It is good to be back. I took the month of August off from writing this blog to refresh my batteries. I hope you enjoyed the re-posts that were selected to fill this space in my absence. They were among our most popular blogs from the past several years.
New Job Search Reality
As I begin anew, I have been thinking about the healthcare industry of the 1980s, 1990s and early 2000s and the one we find ourselves in today. When you look back you cannot help but be struck by a rather stark comparison. Night and day would be an understatement. Gone is the layoff-free environment in which any reasonably competent healthcare executive was virtually guaranteed work. Now we — providers and vendors — find ourselves in a business climate that is marked by contraction and layoffs, and the market is being flooded with some very talented executives, many of whom were in the wrong place at the worst possible time. These changes are not limited to health systems, hospitals and other providers. Companies that provide goods and services find themselves in a battle to retain client relationships and market share. Unlike those kinder gentler days of yesteryear, fulfilling an order or delivering a service is no longer a measure for success. Clients are less interested in fulfillment, getting the right produce or service on time at the best possible price. That is now just a minimum level of performance. They are much more focused on the value-added component — what can you as a vendor do to help the health system, the hospital, EMS agency or other provider, deal with their challenges. How can we as vendors help them to be more successful in fulfilling their mission?
If you are a candidate entering the job market, this is an issue that you, too, must address.
To accomplish this daunting challenge, one that many executive job seekers today are struggling to master, they must have a focused message that clearly addresses how their signature strengths and depth and breadth of experience can help the prospective employer meet their challenges, how they can deliver measurable value. Contrast that with what the job market was like five years ago. Then, good credentials and a steady employment history with respectable providers would typically be enough to win the day, assuming the candidate performed reasonably well in the interview(s).

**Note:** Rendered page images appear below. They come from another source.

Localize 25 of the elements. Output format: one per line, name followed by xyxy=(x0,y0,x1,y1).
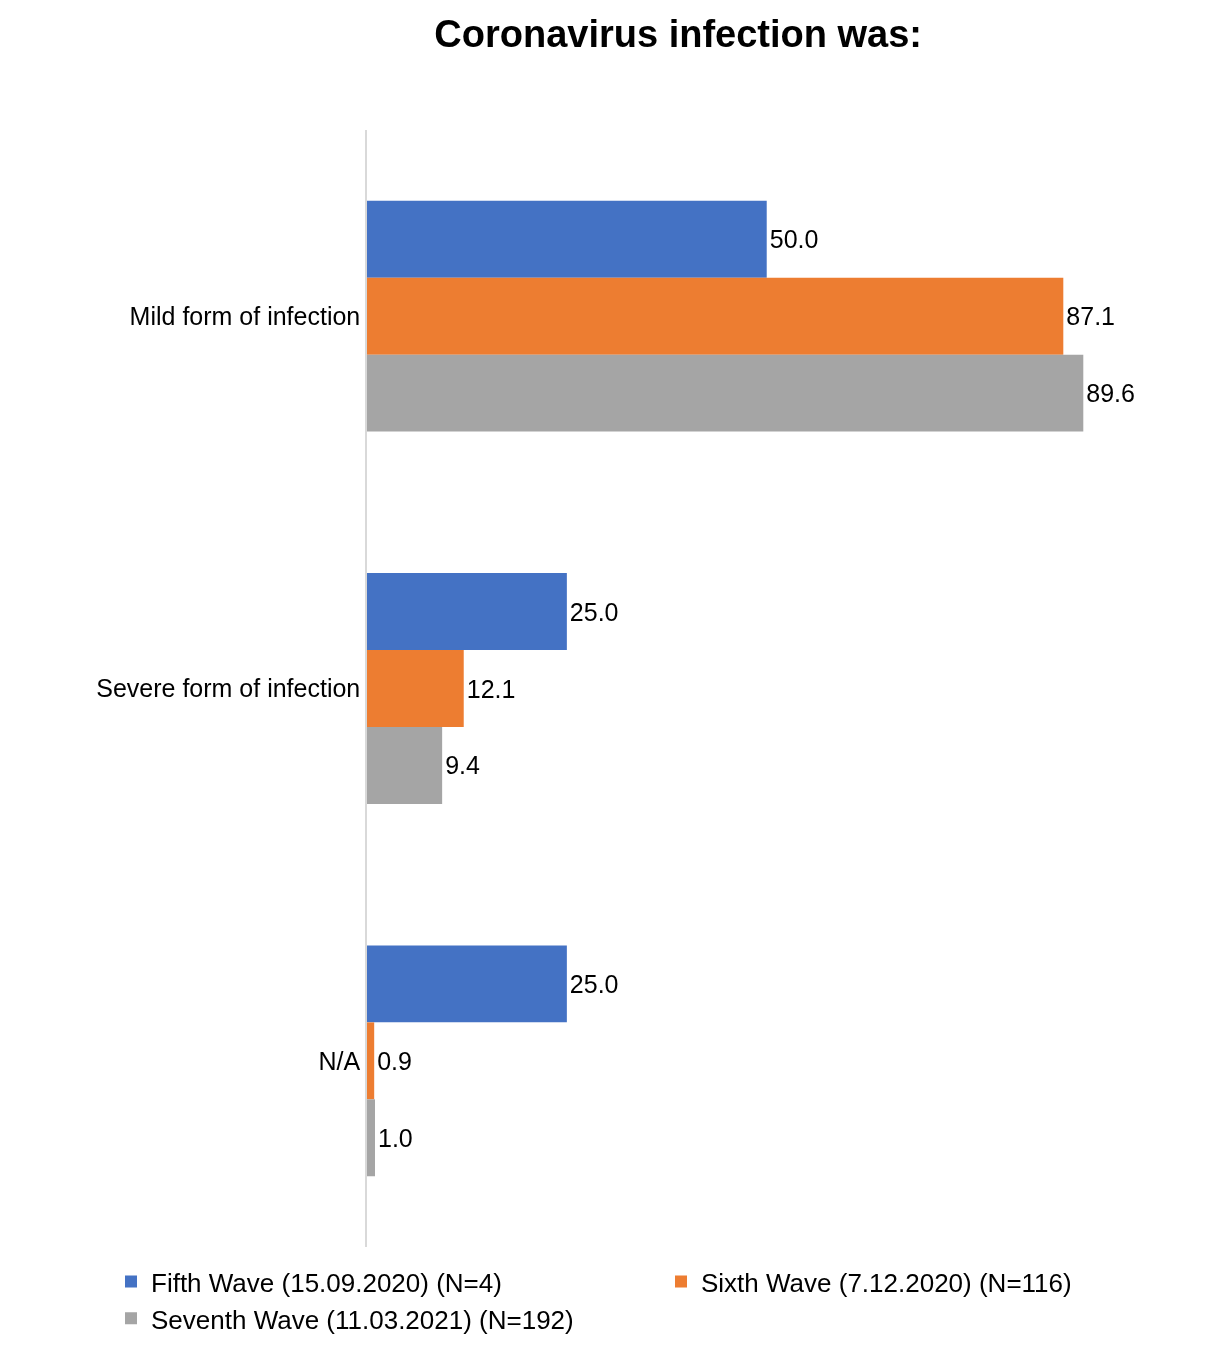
y-tick-label: N/A xyxy=(318,1046,361,1075)
data-label: 87.1 xyxy=(1066,302,1115,331)
bar xyxy=(367,650,464,727)
y-tick-label: Severe form of infection xyxy=(96,674,361,703)
data-label: 89.6 xyxy=(1086,379,1135,408)
bar xyxy=(367,726,443,804)
bar xyxy=(367,573,567,651)
data-label: 25.0 xyxy=(569,969,619,998)
legend-label: Sixth Wave (7.12.2020) (N=116) xyxy=(701,1267,1072,1298)
legend-label: Seventh Wave (11.03.2021) (N=192) xyxy=(151,1304,574,1335)
bar xyxy=(367,354,1084,432)
data-label: 1.0 xyxy=(377,1123,413,1152)
legend-label: Fifth Wave (15.09.2020) (N=4) xyxy=(151,1267,502,1298)
y-tick-label: Mild form of infection xyxy=(129,301,361,330)
bar xyxy=(367,200,767,278)
chart-title: Coronavirus infection was: xyxy=(434,12,923,55)
data-label: 9.4 xyxy=(445,751,480,780)
bar xyxy=(367,1099,375,1177)
data-label: 0.9 xyxy=(377,1046,412,1075)
bar xyxy=(367,945,567,1023)
data-label: 12.1 xyxy=(466,674,516,703)
data-label: 25.0 xyxy=(569,597,619,626)
bar xyxy=(367,277,1064,355)
bar xyxy=(367,1022,375,1100)
data-label: 50.0 xyxy=(769,225,819,254)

In today’s market that would be considered the job search equivalent of “fulfillment.”
Today, job applicants must come to the table prepared to specifically explain how their prior experience will help the client solve a specific set of challenges. In other words, how they can help the employer fulfill its mission. For candidates who do not have their value statement clearly defined and documented, the job search is going to be a frustrating ordeal.
The resume remains an important element of the job search process because it represents the first interview. But candidates who do not aggressively sell their value to an organization, first in a customized value-based resume and then in job interviews, are frequently finding themselves in a prolonged job search.
- Forget the elevator speech. That is more about history than value.
- Develop your value statement. Focus on four or five signature strengths with quantifiable evidence of your success that can be used throughout the interview process.
- Be prepared to customize your resume for each job search. Sending a generic resume for every job minimizes a candidate’s credibility.
- If you are not selling yourself, you are losing. Don’t sit back and answer questions. Use each question to sell your value to the organization. Showing up to answer questions is just another way of saying fulfillment.